Second, scrap prices led the way. Busheling prices moved up $35 per ton between January and March, signaling higher production costs for EAF producers. Since Nucor, Steel Dynamics, and CMC collectively produce the majority of domestic flat-rolled steel through electric arc furnaces, scrap pricing has become the most reliable leading indicator for finished product prices.
Third, demand was uneven. Automotive production schedules remained strong. Construction activity varied by region, with data center and infrastructure projects driving demand in specific markets while commercial construction softened in others. Manufacturing PMI hovered near 50, suggesting neither expansion nor contraction.
The Margin Squeeze Is Real
Service centers buy inventory at one price and sell it weeks or months later at another. In a rising market, this creates natural margin expansion. You bought the coil at $800 per ton and sell it at $850. In a declining market, the reverse happens. You bought at $850 and the market moves to $800 before you ship.
The problem is not the direction of the market. It is the speed of the swing and the service center's ability to adjust pricing in real time. A service center that adjusts pricing weekly based on fresh market data captures more margin in rising markets and loses less in declining markets compared to one that adjusts monthly based on the last mill price sheet.
The difference is measurable. We estimate that service centers with real-time pricing visibility capture 150 to 300 basis points more gross margin annually compared to those pricing off stale data. On $30 million in revenue, that is $45,000 to $90,000 in additional profit from better information alone.
Tariff Complexity as a Pricing Variable
Section 232 tariffs add 25% to the cost of imported steel. But the impact on pricing is not a simple 25% markup. Tariffs create a price floor for domestic producers, allowing them to maintain higher prices than they could in a fully competitive global market. The gap between domestic and import pricing (including tariffs) is the real variable.
When domestic mills are running at high utilization rates (above 80%), they have less incentive to compete on price.
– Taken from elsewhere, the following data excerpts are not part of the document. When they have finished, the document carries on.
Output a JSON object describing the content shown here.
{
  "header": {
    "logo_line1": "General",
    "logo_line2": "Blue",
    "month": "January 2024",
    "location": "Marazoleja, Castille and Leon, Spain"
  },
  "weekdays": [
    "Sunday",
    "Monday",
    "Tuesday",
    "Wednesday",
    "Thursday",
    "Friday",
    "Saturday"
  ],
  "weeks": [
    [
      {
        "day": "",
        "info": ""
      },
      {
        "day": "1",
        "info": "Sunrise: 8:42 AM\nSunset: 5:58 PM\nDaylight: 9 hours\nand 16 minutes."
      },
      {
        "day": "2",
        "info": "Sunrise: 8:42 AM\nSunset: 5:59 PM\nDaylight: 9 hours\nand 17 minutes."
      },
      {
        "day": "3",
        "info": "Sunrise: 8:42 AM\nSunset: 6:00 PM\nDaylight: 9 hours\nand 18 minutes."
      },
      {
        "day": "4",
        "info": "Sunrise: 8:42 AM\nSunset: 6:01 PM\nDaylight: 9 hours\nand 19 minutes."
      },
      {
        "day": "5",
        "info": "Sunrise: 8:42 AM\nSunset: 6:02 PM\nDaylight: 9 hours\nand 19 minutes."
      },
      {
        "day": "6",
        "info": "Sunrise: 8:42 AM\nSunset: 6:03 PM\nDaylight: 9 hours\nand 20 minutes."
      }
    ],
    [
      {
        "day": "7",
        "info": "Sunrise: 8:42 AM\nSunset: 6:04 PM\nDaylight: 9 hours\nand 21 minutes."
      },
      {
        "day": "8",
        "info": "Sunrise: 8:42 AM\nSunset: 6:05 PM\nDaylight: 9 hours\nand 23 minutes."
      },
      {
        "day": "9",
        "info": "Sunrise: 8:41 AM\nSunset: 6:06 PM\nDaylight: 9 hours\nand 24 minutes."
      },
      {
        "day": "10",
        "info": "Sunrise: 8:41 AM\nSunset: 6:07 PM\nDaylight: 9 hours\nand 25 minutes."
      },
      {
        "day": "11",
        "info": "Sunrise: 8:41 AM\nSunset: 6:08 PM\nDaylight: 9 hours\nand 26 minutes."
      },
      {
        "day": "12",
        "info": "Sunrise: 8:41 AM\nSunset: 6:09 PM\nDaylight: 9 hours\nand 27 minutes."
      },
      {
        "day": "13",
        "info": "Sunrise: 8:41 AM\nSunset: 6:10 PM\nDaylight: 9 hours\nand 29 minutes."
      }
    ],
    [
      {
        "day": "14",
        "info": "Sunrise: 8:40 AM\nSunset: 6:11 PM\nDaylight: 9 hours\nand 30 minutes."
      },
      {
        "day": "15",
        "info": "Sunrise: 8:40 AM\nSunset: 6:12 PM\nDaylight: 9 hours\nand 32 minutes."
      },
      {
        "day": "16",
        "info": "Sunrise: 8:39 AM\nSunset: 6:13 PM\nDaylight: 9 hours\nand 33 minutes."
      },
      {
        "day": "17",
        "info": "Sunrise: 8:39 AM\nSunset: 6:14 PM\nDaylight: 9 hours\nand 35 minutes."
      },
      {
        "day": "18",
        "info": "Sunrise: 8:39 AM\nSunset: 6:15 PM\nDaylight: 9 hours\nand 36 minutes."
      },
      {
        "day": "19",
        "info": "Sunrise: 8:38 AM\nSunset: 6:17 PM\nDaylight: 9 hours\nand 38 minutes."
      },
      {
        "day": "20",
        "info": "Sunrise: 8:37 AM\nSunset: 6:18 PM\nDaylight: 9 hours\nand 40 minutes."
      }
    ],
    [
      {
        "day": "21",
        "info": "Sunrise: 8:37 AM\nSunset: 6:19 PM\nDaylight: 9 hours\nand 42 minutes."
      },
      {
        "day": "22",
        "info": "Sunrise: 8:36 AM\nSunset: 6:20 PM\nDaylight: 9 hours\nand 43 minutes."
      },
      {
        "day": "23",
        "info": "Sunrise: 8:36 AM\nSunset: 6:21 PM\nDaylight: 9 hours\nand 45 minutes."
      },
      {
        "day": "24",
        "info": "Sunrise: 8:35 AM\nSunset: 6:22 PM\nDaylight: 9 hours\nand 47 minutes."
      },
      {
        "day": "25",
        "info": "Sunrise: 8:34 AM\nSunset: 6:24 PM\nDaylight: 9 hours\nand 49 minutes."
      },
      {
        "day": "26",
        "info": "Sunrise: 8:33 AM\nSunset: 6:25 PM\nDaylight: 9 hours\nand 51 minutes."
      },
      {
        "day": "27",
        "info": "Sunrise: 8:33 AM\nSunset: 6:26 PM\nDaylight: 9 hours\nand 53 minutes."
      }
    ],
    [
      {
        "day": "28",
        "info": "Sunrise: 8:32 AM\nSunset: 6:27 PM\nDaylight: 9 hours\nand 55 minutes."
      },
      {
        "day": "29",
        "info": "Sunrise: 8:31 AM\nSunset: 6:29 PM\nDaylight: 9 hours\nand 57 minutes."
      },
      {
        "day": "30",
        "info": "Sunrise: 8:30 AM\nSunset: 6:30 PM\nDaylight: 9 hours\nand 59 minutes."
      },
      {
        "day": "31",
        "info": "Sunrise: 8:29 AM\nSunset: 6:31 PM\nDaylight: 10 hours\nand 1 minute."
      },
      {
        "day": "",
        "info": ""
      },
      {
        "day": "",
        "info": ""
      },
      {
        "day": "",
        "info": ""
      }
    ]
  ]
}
Import alternatives, even with the tariff, become more attractive to buyers. When utilization drops, domestic mills become more aggressive and the import premium widens.
Service centers need to track both domestic pricing trends and the effective landed cost of imported material (base price plus freight plus tariff plus any anti-dumping or countervailing duties) to make informed purchasing decisions. The spread between these two numbers determines whether buying domestic or import (where available and compliant) is the better play.
What Smart Service Centers Are Doing
The service centers navigating this volatility most effectively share three characteristics.
They update pricing daily, not weekly or monthly. Their sales teams have access to current cost basis, current market indices, and margin calculations that refresh in real time. A quote generated on Tuesday uses Tuesday's data, not last week's price sheet.
They track margin at the order level, not the aggregate level. Knowing that overall gross margin is 22% is far less useful than knowing that orders to Customer A generated 28% margin while orders to Customer B generated 14%. Order-level margin visibility reveals which customers, products, and sales reps are contributing to profitability and which are diluting it.
They hedge inventory exposure. Not through financial derivatives (most service centers are not set up for that), but through faster inventory turns, shorter purchasing cycles, and just-in-time ordering for customer-specific material. The less time inventory sits in the warehouse, the less exposure to price movement.
The Data Advantage
In a stable market, pricing can be a quarterly exercise. In a volatile market, it is a daily discipline. The service centers with better data will consistently outperform those without it. Not because the data makes the decisions, but because it makes the decision-makers faster and more accurate.
The second half of 2025 will bring its own pricing dynamics. Mill capacity additions, trade policy shifts, infrastructure spending, and macroeconomic conditions will all play roles. The service centers watching these inputs through clean, current data will see the changes coming. The ones watching through a rearview mirror of last month's price sheet will react too late.